The rest is potentially medical history. Months later, when the story of his amazing health turnaround came out and showcased his perseverance in hitting balls at a Topgolf facility, Topgolf awarded him a free platinum membership. “I couldn’t believe it,” said Smith, who hits about 1,000 balls a week.
Golf is now a big part of Smith’s life. He usually can be found teeing off with a buddy at a Naperville-area course early every morning. He walks 18 holes and on occasion goes 36. His handicap dropped from 24 to 10.

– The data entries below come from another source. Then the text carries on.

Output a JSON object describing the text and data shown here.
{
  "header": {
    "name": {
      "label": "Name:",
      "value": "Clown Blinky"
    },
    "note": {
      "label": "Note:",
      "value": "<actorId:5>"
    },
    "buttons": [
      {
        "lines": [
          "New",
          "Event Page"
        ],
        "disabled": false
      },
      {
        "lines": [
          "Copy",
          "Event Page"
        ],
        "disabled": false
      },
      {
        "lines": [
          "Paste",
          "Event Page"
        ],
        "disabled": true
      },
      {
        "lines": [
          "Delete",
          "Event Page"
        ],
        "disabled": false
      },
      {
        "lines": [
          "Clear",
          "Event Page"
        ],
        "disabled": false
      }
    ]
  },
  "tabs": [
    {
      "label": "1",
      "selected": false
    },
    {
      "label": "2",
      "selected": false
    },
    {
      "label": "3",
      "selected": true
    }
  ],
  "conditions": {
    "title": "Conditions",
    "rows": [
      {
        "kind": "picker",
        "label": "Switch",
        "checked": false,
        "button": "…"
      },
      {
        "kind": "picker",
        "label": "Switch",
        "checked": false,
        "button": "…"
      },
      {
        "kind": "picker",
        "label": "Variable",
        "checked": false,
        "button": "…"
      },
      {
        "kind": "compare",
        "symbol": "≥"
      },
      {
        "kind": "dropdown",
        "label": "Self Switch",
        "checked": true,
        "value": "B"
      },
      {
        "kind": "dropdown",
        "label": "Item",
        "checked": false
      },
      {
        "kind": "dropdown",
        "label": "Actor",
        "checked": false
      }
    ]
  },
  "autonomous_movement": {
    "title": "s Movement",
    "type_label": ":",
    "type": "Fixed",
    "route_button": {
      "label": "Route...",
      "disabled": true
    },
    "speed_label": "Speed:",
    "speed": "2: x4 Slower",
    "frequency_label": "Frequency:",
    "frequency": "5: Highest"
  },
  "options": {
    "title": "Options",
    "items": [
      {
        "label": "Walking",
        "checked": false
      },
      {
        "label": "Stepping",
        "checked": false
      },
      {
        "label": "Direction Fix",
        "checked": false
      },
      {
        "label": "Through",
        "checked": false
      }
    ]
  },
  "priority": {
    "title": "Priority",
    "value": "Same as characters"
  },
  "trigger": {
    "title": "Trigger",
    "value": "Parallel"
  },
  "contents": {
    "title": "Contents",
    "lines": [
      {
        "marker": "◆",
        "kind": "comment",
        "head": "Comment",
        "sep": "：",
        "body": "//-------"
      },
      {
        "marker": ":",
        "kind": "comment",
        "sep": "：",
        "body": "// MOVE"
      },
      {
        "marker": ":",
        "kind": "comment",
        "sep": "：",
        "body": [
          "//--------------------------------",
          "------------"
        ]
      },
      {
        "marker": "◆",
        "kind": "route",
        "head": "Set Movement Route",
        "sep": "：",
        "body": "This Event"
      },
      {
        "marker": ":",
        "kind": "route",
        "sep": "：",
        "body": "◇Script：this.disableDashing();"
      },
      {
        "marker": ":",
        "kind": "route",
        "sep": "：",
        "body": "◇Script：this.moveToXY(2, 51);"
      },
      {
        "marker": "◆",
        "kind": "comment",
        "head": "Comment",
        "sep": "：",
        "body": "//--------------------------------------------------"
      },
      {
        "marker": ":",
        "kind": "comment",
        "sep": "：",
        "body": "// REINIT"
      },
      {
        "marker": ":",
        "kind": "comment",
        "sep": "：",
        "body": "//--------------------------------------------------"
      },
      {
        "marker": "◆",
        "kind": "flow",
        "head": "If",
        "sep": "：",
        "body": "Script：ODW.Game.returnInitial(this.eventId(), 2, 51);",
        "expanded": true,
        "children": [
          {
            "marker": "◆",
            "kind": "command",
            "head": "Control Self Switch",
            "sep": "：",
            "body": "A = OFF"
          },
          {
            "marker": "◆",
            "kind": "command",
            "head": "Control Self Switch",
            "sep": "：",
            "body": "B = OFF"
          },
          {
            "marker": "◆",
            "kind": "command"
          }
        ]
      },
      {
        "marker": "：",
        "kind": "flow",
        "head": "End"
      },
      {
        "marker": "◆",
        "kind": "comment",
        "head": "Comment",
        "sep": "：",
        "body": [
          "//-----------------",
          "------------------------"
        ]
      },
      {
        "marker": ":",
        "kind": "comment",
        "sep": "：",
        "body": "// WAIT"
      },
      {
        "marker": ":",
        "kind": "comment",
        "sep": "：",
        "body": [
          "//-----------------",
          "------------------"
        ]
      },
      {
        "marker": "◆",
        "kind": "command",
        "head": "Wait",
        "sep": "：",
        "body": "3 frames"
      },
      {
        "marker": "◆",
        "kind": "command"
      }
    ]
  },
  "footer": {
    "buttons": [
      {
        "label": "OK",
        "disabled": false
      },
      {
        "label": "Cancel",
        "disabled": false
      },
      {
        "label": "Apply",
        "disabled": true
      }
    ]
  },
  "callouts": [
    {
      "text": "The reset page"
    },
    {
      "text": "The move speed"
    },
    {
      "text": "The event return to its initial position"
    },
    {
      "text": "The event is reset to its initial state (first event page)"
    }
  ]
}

A second chance at an active existence, after it has been taken away, is a cherished gift. Ask Tiger Woods. Or ask Smith.
“Golf has brought him back to me,” Nan told Golf Channel in a piece aired in December.
Smith wrote for Parkinson.org: “I’m amazed at how I feel now, not just physically, but emotionally and spiritually too. When I was first diagnosed, I was angry with God. . . . Now, I wake up every day and walk by faith, not by sight. . . . I don’t feel like I even have Parkinson’s anymore, even though I know I do. . . . I feel like I’m in my 40s again. I definitely have a new lease on life.”
The big question is, can golf provide relief for other Parkinson’s sufferers? Smith would like to find out. He is trying to help raise money for the Parkinson’s Foundation to fund a scientific study on the potential benefits of golf for Parkinson’s patients.
His story is emotional, and he paused to collect himself a few times during his ING talk, held in a ballroom at the IP Casino Resort Spa. Because of our location, he started his presentation with a joke about the difference between praying in church and praying in a casino. “When you pray in a casino,” Smith said, “you really mean it.” That joke rocked the room.
Near the end of his talk, Smith held up a brown-tinted plastic pill bottle. The directions on the label, he said, read, “Take one ball every hole for 18 holes. Repeat as needed. Unlimited refills.” Smith calls it his “par-scription.”
It’s a weak pun, but it’s the only thing that’s weak about Gary Smith. He is battling Parkinson’s, one swing at a time.